Il caso Ryanair e la decisione della Corte Europea: tutto è nato da un'indagine dell'Inps di Bergamo
Una vicenda di mancati contributi versati dalla compagnia aerea irlandese allo Stato italiano che ha avuto inizio all'aeroporto di Orio
Ryanair deve pagare in Italia i contributi ai suoi dipendenti. E non in Irlanda, come aveva sempre fatto: è questa la sentenza definitiva della Corte di Giustizia dell'Unione Europea (ne abbiamo dato notizia pochi giorni fa), che ha visto la compagnia irlandese al centro di un'annosa causa da quattro milioni di euro di mancati versamenti.
Una vicenda che si trascina da diversi anni e che ha avuto inizio proprio allo scalo bergamasco di Orio al Serio. «È stato un caso - ha spiegato a Corriere Bergamo (che ha riportato nel dettaglio l'accaduto) Enrico Dapoto, 68 anni di Dalmine e una vita lavorativa all'Inps -. Una collega ci ha segnalato che una dipendente ungherese di Ryanair aveva chiesto il modello A1 necessario agli stranieri residenti in Italia per avere assistenza sanitaria. Un modulo che possono chiedere i dipendenti di aziende italiane. Ci siamo detti: ma Ryanair è irlandese, perché lei ci chiede questo modulo?».
Da quel momento, l'Inps di Bergamo, affiancata dall'Inail, ha avviato tutte le verifiche del caso. E si è scoperto che l'Inps di Milano rilasciava regolarmente certificati di un'azienda che non era registrata come italiana, ma attraverso i quali i dipendenti potevano avere accesso al Sistema Sanitario Nazionale.
Dopo un'ispezione all'aeroporto di Orio, è emerso che Ryanair aveva fatto firmare i contratti di 219 dipendenti di stanza allo scalo (che lavoravano sia all'interno del locale destinato ad accogliere l'equipaggio che a bordo degli aeromobili) in Irlanda, dove venivano pagati anche contributi e tasse. «Tanto che abbiamo scoperto il caso di piloti che, presentando le dichiarazioni dei redditi in Irlanda, da noi risultavano tecnicamente nullatenenti e quindi incassavano i contributi comunali per i figli minorenni», ha aggiunto Dapoto.
Ryanair si è inizialmente giustificata spiegando che il luogo di lavoro dei suoi dipendenti sarebbero gli aerei, registrati in Irlanda. Posizione basata su una normativa del 1991, a cui però ne sono seguite altre legate invece alle basi di servizio del trasporto aereo. «Noi dicevamo: il personale parte da Bergamo e torna a Bergamo, quindi la base di servizio era in Italia - ha proseguito Dapoto -. Era gente che, anche se in parte straniera, viveva quasi tutta in Italia, usava le nostre scuole, i nostri ospedali e i nostri servizi».

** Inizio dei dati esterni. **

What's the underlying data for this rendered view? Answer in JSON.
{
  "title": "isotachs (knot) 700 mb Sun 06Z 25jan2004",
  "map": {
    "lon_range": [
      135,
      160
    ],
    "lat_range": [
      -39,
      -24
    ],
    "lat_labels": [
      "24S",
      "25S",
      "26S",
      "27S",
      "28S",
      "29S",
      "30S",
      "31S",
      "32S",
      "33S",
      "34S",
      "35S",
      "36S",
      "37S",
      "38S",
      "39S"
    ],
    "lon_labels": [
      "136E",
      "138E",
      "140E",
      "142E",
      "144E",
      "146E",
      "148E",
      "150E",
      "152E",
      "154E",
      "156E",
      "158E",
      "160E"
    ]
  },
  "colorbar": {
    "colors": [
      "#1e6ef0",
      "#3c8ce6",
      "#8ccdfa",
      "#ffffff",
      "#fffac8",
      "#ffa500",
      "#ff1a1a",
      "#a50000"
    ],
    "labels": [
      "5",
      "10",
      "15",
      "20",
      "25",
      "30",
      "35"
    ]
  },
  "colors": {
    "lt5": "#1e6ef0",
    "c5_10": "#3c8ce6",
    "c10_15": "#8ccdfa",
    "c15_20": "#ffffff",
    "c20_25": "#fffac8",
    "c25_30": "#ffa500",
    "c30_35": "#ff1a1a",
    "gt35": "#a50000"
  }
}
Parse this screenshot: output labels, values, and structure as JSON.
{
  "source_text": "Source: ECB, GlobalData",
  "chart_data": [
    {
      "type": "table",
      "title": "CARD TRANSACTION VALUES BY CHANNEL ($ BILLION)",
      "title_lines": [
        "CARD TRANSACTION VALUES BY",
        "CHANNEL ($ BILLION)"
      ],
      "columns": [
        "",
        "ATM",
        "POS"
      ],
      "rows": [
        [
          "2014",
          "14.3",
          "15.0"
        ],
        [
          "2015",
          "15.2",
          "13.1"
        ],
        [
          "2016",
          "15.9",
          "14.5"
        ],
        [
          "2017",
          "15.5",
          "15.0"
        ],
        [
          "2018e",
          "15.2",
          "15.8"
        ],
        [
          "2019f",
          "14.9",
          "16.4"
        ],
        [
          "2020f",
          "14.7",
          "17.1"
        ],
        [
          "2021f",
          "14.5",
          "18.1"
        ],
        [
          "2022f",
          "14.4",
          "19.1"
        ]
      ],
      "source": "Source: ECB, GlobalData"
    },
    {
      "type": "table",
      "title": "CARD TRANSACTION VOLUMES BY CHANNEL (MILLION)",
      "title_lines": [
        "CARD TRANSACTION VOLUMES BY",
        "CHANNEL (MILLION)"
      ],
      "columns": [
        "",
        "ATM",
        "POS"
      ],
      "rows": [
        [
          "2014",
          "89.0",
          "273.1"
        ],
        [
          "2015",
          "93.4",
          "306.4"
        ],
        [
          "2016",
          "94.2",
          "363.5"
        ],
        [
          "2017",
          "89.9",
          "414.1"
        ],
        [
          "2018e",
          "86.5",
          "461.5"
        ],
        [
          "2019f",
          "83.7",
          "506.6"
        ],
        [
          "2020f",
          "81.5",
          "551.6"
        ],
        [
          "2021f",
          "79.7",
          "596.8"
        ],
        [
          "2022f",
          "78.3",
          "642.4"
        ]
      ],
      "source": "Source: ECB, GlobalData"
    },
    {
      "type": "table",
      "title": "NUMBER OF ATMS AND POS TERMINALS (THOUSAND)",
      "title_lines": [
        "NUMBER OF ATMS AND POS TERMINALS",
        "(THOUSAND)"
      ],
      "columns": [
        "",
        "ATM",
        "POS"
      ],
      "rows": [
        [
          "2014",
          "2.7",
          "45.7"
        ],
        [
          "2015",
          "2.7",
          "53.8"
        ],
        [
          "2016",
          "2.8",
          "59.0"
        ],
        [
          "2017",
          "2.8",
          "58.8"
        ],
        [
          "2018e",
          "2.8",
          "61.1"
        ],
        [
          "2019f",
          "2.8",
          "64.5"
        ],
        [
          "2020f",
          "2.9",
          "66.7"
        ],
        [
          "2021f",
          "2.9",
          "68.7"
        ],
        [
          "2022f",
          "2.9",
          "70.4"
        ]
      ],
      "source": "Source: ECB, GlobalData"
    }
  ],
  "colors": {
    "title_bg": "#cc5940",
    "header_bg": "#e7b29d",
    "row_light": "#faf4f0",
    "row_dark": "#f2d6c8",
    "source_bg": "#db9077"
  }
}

Dopo una causa intentata da Inps e Inail, che richiedevano quattro milioni di contributi mai versati, la Corte Europea ha emesso il suo verdetto: i dipendenti della compagnia irlandese sono soggetti alla legislazione previdenziale italiana. Il tribunale di Lussemburgo ora ha rinviato la vicenda alla Giustizia italiana, che esprimerà la sentenza definitiva. Ancora nessun commento da Ryanair.